INNER DRIVE NOW RUNS ON GREEN ENERGY
Trade the trusty treadmill for laps of your local park to chase down weight loss that you can sustain in the long term. Lace up
The hardest part of any workout is getting started, as the aphorism goes. But as anyone who has embarked on a new fitness regimen only to find themselves burned out and bored by the second week knows, some days the ‘getting started’ part can feel pretty damn difficult.
It’s easy to lose motivation when hitting the gym is not exactly your number-one priority (and it’s not ours either, despite the subject occupying many of the magazine’s pages), but don’t lose faith. The remedy for your waning workout commitment could be right on your doorstep – or a few steps away from it, to be precise.
Researchers at the Université de Sherbrooke in Canada asked a group of participants to complete an hour-long cardio and weighttraining workout, three times per week. Half of the group sweated out their sessions in a conventional gym setting, while the rest of them tackled the programme in the great outdoors. At the end of the 12-week experiment, the open-air group had missed notably fewer workouts than those confined within four walls, attending an impressive
97% of their training sessions.
Unlike members of the indoor group, who experienced a dip in motivation as the weeks rolled by, the green team remained raring to go throughout.
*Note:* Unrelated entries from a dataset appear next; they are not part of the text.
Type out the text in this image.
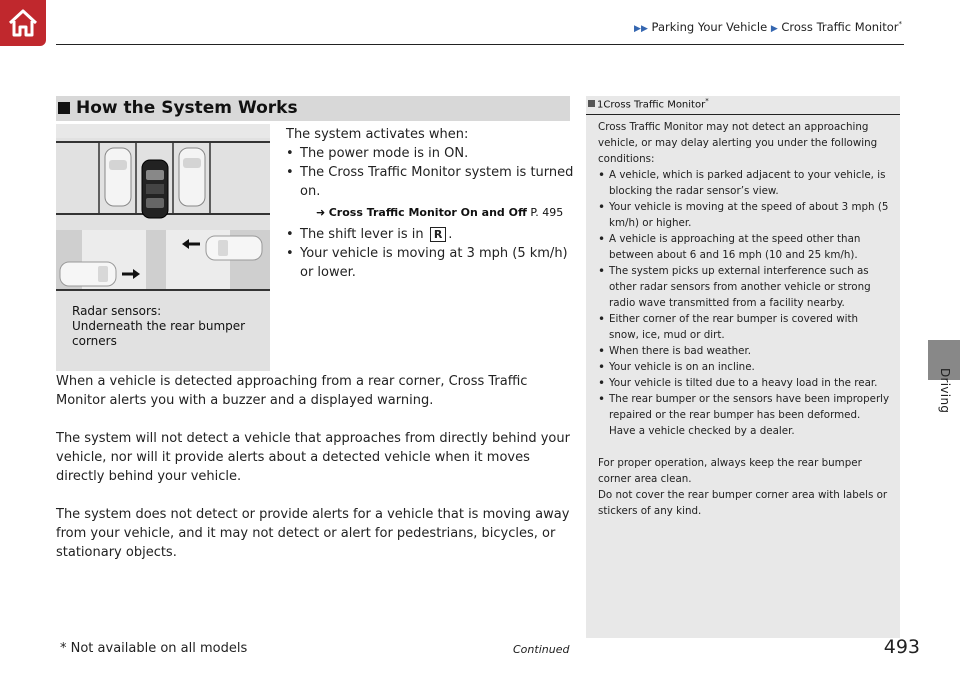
▶▶ Parking Your Vehicle ▶ Cross Traffic Monitor*
Driving
How the System Works
Radar sensors:
Underneath the rear bumper
corners
The system activates when:
• The power mode is in ON.
• The Cross Traffic Monitor system is turned on.
➜ Cross Traffic Monitor On and Off P. 495
• The shift lever is in R .
• Your vehicle is moving at 3 mph (5 km/h) or lower.

When a vehicle is detected approaching from a rear corner, Cross Traffic Monitor alerts you with a buzzer and a displayed warning.

The system will not detect a vehicle that approaches from directly behind your vehicle, nor will it provide alerts about a detected vehicle when it moves directly behind your vehicle.

The system does not detect or provide alerts for a vehicle that is moving away from your vehicle, and it may not detect or alert for pedestrians, bicycles, or stationary objects.

1Cross Traffic Monitor*

Cross Traffic Monitor may not detect an approaching vehicle, or may delay alerting you under the following conditions:

• A vehicle, which is parked adjacent to your vehicle, is blocking the radar sensor’s view.
• Your vehicle is moving at the speed of about 3 mph (5 km/h) or higher.
• A vehicle is approaching at the speed other than between about 6 and 16 mph (10 and 25 km/h).
• The system picks up external interference such as other radar sensors from another vehicle or strong radio wave transmitted from a facility nearby.
• Either corner of the rear bumper is covered with snow, ice, mud or dirt.
• When there is bad weather.
• Your vehicle is on an incline.
• Your vehicle is tilted due to a heavy load in the rear.
• The rear bumper or the sensors have been improperly repaired or the rear bumper has been deformed. Have a vehicle checked by a dealer.

For proper operation, always keep the rear bumper corner area clean.

Do not cover the rear bumper corner area with labels or stickers of any kind.

* Not available on all models	Continued	493
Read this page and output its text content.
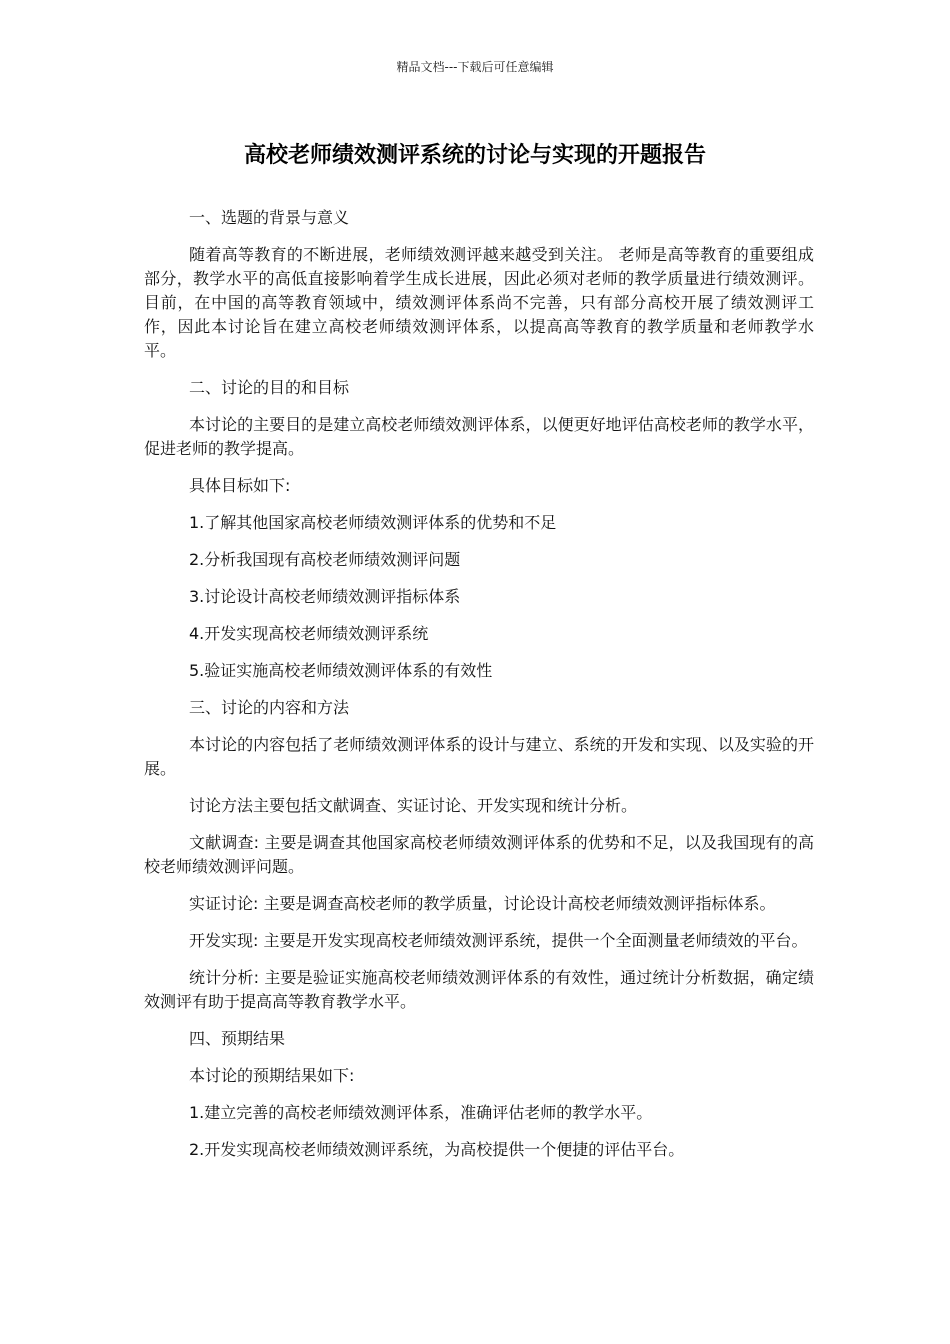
精品文档---下载后可任意编辑
高校老师绩效测评系统的讨论与实现的开题报告

一、选题的背景与意义

随着高等教育的不断进展，老师绩效测评越来越受到关注。 老师是高等教育的重要组成部分，教学水平的高低直接影响着学生成长进展，因此必须对老师的教学质量进行绩效测评。 目前，在中国的高等教育领域中，绩效测评体系尚不完善，只有部分高校开展了绩效测评工作，因此本讨论旨在建立高校老师绩效测评体系，以提高高等教育的教学质量和老师教学水平。

二、讨论的目的和目标

本讨论的主要目的是建立高校老师绩效测评体系，以便更好地评估高校老师的教学水平，促进老师的教学提高。

具体目标如下:

1.了解其他国家高校老师绩效测评体系的优势和不足

2.分析我国现有高校老师绩效测评问题

3.讨论设计高校老师绩效测评指标体系

4.开发实现高校老师绩效测评系统

5.验证实施高校老师绩效测评体系的有效性

三、讨论的内容和方法

本讨论的内容包括了老师绩效测评体系的设计与建立、系统的开发和实现、以及实验的开展。

讨论方法主要包括文献调查、实证讨论、开发实现和统计分析。

文献调查: 主要是调查其他国家高校老师绩效测评体系的优势和不足，以及我国现有的高校老师绩效测评问题。

实证讨论: 主要是调查高校老师的教学质量，讨论设计高校老师绩效测评指标体系。

开发实现: 主要是开发实现高校老师绩效测评系统，提供一个全面测量老师绩效的平台。

统计分析: 主要是验证实施高校老师绩效测评体系的有效性，通过统计分析数据，确定绩效测评有助于提高高等教育教学水平。

四、预期结果

本讨论的预期结果如下:

1.建立完善的高校老师绩效测评体系，准确评估老师的教学水平。

2.开发实现高校老师绩效测评系统，为高校提供一个便捷的评估平台。
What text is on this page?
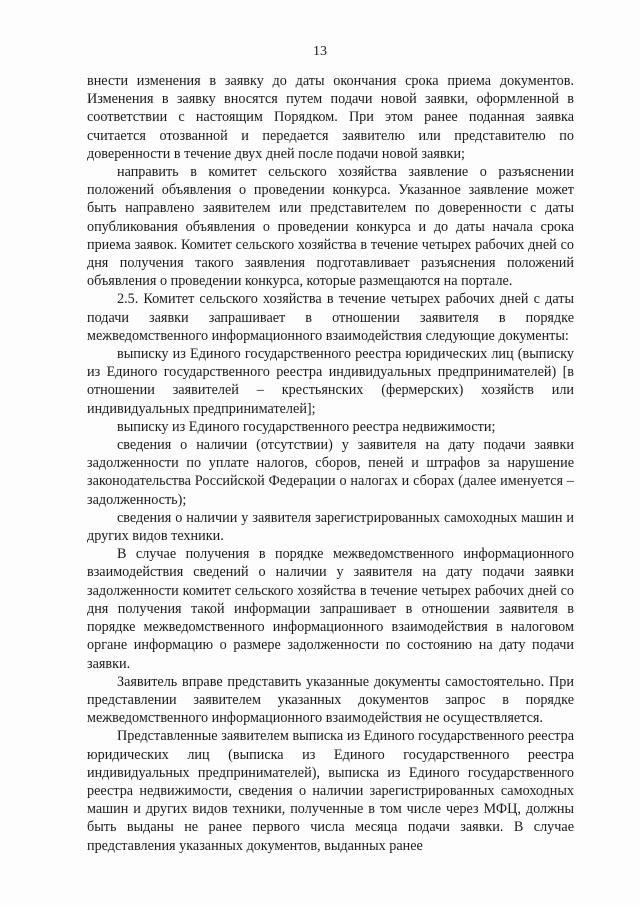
13

внести изменения в заявку до даты окончания срока приема документов. Изменения в заявку вносятся путем подачи новой заявки, оформленной в соответствии с настоящим Порядком. При этом ранее поданная заявка считается отозванной и передается заявителю или представителю по доверенности в течение двух дней после подачи новой заявки;

направить в комитет сельского хозяйства заявление о разъяснении положений объявления о проведении конкурса. Указанное заявление может быть направлено заявителем или представителем по доверенности с даты опубликования объявления о проведении конкурса и до даты начала срока приема заявок. Комитет сельского хозяйства в течение четырех рабочих дней со дня получения такого заявления подготавливает разъяснения положений объявления о проведении конкурса, которые размещаются на портале.

2.5. Комитет сельского хозяйства в течение четырех рабочих дней с даты подачи заявки запрашивает в отношении заявителя в порядке межведомственного информационного взаимодействия следующие документы:

выписку из Единого государственного реестра юридических лиц (выписку из Единого государственного реестра индивидуальных предпринимателей) [в отношении заявителей – крестьянских (фермерских) хозяйств или индивидуальных предпринимателей];

выписку из Единого государственного реестра недвижимости;

сведения о наличии (отсутствии) у заявителя на дату подачи заявки задолженности по уплате налогов, сборов, пеней и штрафов за нарушение законодательства Российской Федерации о налогах и сборах (далее именуется – задолженность);

сведения о наличии у заявителя зарегистрированных самоходных машин и других видов техники.

В случае получения в порядке межведомственного информационного взаимодействия сведений о наличии у заявителя на дату подачи заявки задолженности комитет сельского хозяйства в течение четырех рабочих дней со дня получения такой информации запрашивает в отношении заявителя в порядке межведомственного информационного взаимодействия в налоговом органе информацию о размере задолженности по состоянию на дату подачи заявки.

Заявитель вправе представить указанные документы самостоятельно. При представлении заявителем указанных документов запрос в порядке межведомственного информационного взаимодействия не осуществляется.

Представленные заявителем выписка из Единого государственного реестра юридических лиц (выписка из Единого государственного реестра индивидуальных предпринимателей), выписка из Единого государственного реестра недвижимости, сведения о наличии зарегистрированных самоходных машин и других видов техники, полученные в том числе через МФЦ, должны быть выданы не ранее первого числа месяца подачи заявки. В случае представления указанных документов, выданных ранее
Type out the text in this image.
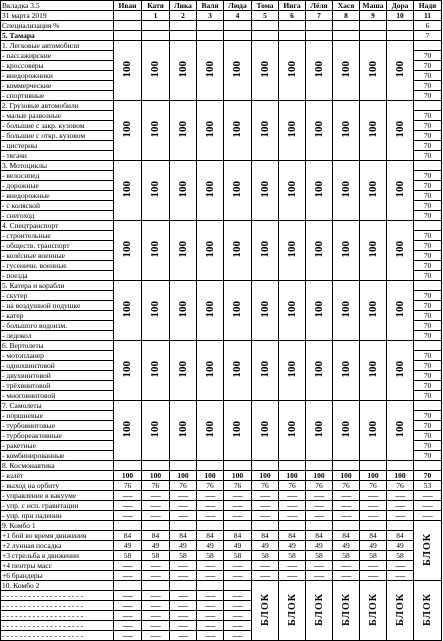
Вкладка 3.5	Иван	Катя	Лика	Валя	Люда	Тома	Инга	Лёля	Хася	Маша	Дора	Надя
31 марта 2019		1	2	3	4	5	6	7	8	9	10	11
Специализация %												6
5. Тамара												7
1. Легковые автомобили	100	100	100	100	100	100	100	100	100	100	100	
- пассажирские												70
- кроссоверы												70
- внедорожники												70
- коммерческие												70
- спортивные												70
2. Грузовые автомобили	100	100	100	100	100	100	100	100	100	100	100	
- малые развозные												70
- большие с закр. кузовом												70
- большие с откр. кузовом												70
- цистерны												70
- тягачи												70
3. Мотоциклы	100	100	100	100	100	100	100	100	100	100	100	
- велосипед												70
- дорожные												70
- внедорожные												70
- с коляской												70
- снегоход												70
4. Спецтранспорт	100	100	100	100	100	100	100	100	100	100	100	
- строительные												70
- обществ. транспорт												70
- колёсные военные												70
- гусеничн. военные												70
- поезда												70
5. Катера и корабли	100	100	100	100	100	100	100	100	100	100	100	
- скутер												70
- на воздушной подушке												70
- катер												70
- большого водоизм.												70
- ледокол												70
6. Вертолеты	100	100	100	100	100	100	100	100	100	100	100	
- мотопланер												70
- однохвинтовой												70
- двухвинтовой												70
- трёхвинтовой												70
- многовинтовой												70
7. Самолеты	100	100	100	100	100	100	100	100	100	100	100	
- поршневые												70
- турбовинтовые												70
- турбореактивные												70
- ракетные												70
- комбинированные												70
8. Космонавтика												
- взлёт	100	100	100	100	100	100	100	100	100	100	100	70
- выход на орбиту	76	76	76	76	76	76	76	76	76	76	76	53
- управление в вакууме	-----	-----	-----	-----	-----	-----	-----	-----	-----	-----	-----	-----
- упр. с исп. гравитации	-----	-----	-----	-----	-----	-----	-----	-----	-----	-----	-----	-----
- упр. при падении	-----	-----	-----	-----	-----	-----	-----	-----	-----	-----	-----	-----
9. Комбо 1												БЛОК
+1 бой во время движения	84	84	84	84	84	84	84	84	84	84	84	
+2 лунная посадка	49	49	49	49	49	49	49	49	49	49	49	
+3 стрельба в движении	58	58	58	58	58	58	58	58	58	58	58	
+4 пентры масс	-----	-----	-----	-----	-----	-----	-----	-----	-----	-----	-----	
+6 брандеры	-----	-----	-----	-----	-----	-----	-----	-----	-----	-----	-----	
10. Комбо 2						БЛОК	БЛОК	БЛОК	БЛОК	БЛОК	БЛОК	БЛОК
- - - - - - - - - - - - - - - - - - -	-----	-----	-----	-----	-----							
- - - - - - - - - - - - - - - - - - -	-----	-----	-----	-----	-----							
- - - - - - - - - - - - - - - - - - -	-----	-----	-----	-----	-----							
- - - - - - - - - - - - - - - - - - -	-----	-----	-----	-----	-----							
- - - - - - - - - - - - - - - - - - -	-----	-----	-----	-----	-----							
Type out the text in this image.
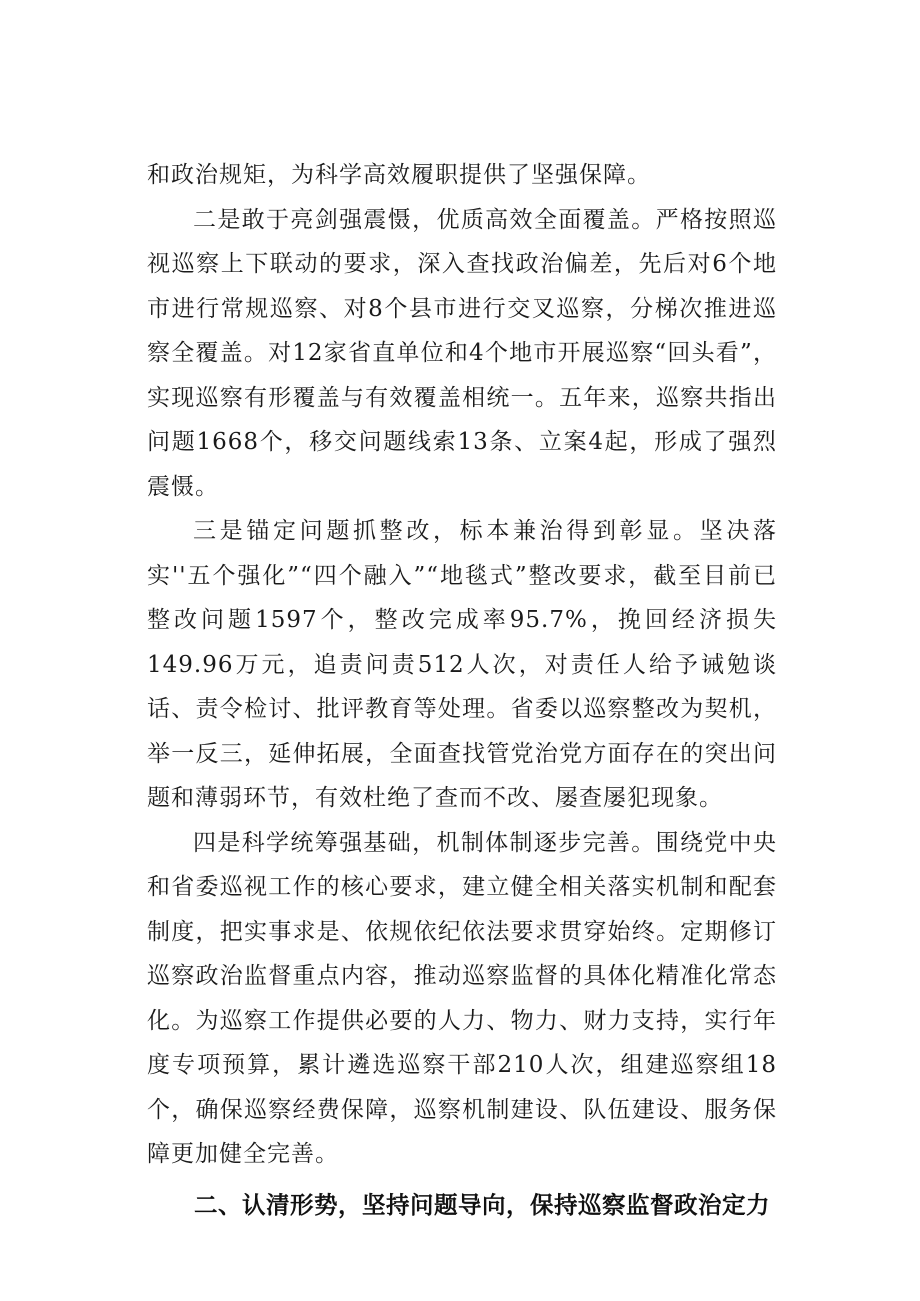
和政治规矩，为科学高效履职提供了坚强保障。

二是敢于亮剑强震慑，优质高效全面覆盖。严格按照巡视巡察上下联动的要求，深入查找政治偏差，先后对6个地市进行常规巡察、对8个县市进行交叉巡察，分梯次推进巡察全覆盖。对12家省直单位和4个地市开展巡察“回头看”，实现巡察有形覆盖与有效覆盖相统一。五年来，巡察共指出问题1668个，移交问题线索13条、立案4起，形成了强烈震慑。

三是锚定问题抓整改，标本兼治得到彰显。坚决落实''五个强化”“四个融入”“地毯式”整改要求，截至目前已整改问题1597个，整改完成率95.7%，挽回经济损失149.96万元，追责问责512人次，对责任人给予诫勉谈话、责令检讨、批评教育等处理。省委以巡察整改为契机，举一反三，延伸拓展，全面查找管党治党方面存在的突出问题和薄弱环节，有效杜绝了查而不改、屡查屡犯现象。

四是科学统筹强基础，机制体制逐步完善。围绕党中央和省委巡视工作的核心要求，建立健全相关落实机制和配套制度，把实事求是、依规依纪依法要求贯穿始终。定期修订巡察政治监督重点内容，推动巡察监督的具体化精准化常态化。为巡察工作提供必要的人力、物力、财力支持，实行年度专项预算，累计遴选巡察干部210人次，组建巡察组18个，确保巡察经费保障，巡察机制建设、队伍建设、服务保障更加健全完善。

二、认清形势，坚持问题导向，保持巡察监督政治定力
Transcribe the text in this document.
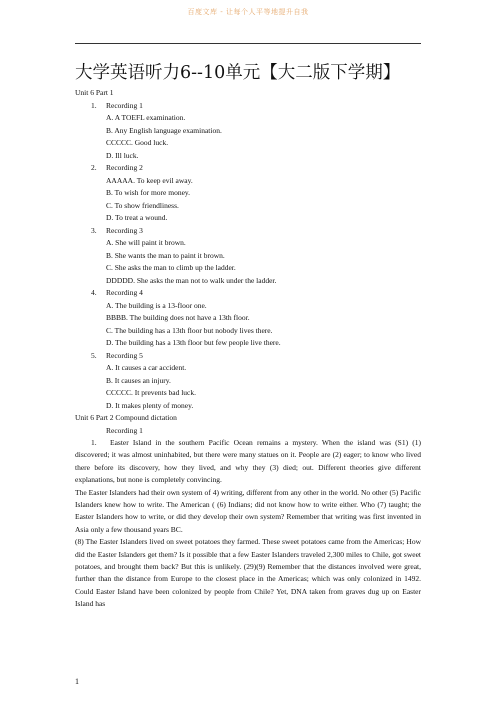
百度文库 - 让每个人平等地提升自我
大学英语听力6--10单元【大二版下学期】
Unit 6 Part 1
1. Recording 1
A. A TOEFL examination.
B. Any English language examination.
CCCCC. Good luck.
D. Ill luck.
2. Recording 2
AAAAA. To keep evil away.
B. To wish for more money.
C. To show friendliness.
D. To treat a wound.
3. Recording 3
A. She will paint it brown.
B. She wants the man to paint it brown.
C. She asks the man to climb up the ladder.
DDDDD. She asks the man not to walk under the ladder.
4. Recording 4
A. The building is a 13-floor one.
BBBB. The building does not have a 13th floor.
C. The building has a 13th floor but nobody lives there.
D. The building has a 13th floor but few people live there.
5. Recording 5
A. It causes a car accident.
B. It causes an injury.
CCCCC. It prevents bad luck.
D. It makes plenty of money.
Unit 6 Part 2 Compound dictation
Recording 1

1. Easter Island in the southern Pacific Ocean remains a mystery. When the island was (S1) (1) discovered; it was almost uninhabited, but there were many statues on it. People are (2) eager; to know who lived there before its discovery, how they lived, and why they (3) died; out. Different theories give different explanations, but none is completely convincing.

The Easter Islanders had their own system of 4) writing, different from any other in the world. No other (5) Pacific Islanders knew how to write. The American ( (6) Indians; did not know how to write either. Who (7) taught; the Easter Islanders how to write, or did they develop their own system? Remember that writing was first invented in Asia only a few thousand years BC.

(8) The Easter Islanders lived on sweet potatoes they farmed. These sweet potatoes came from the Americas; How did the Easter Islanders get them? Is it possible that a few Easter Islanders traveled 2,300 miles to Chile, got sweet potatoes, and brought them back? But this is unlikely. (29)(9) Remember that the distances involved were great, further than the distance from Europe to the closest place in the Americas; which was only colonized in 1492. Could Easter Island have been colonized by people from Chile? Yet, DNA taken from graves dug up on Easter Island has

1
The researchers found that they were also more active for the rest of the day than their gym-shackled counterparts and reported greater levels of tranquility, presumably because they didn’t have to wipe someone else’s sweat off the equipment before starting their run.
So, if your desire to get moving desperately needs a reboot, take full advantage of the warmer weather and shift your workout outdoors, where grassroots gains are ripe for the picking.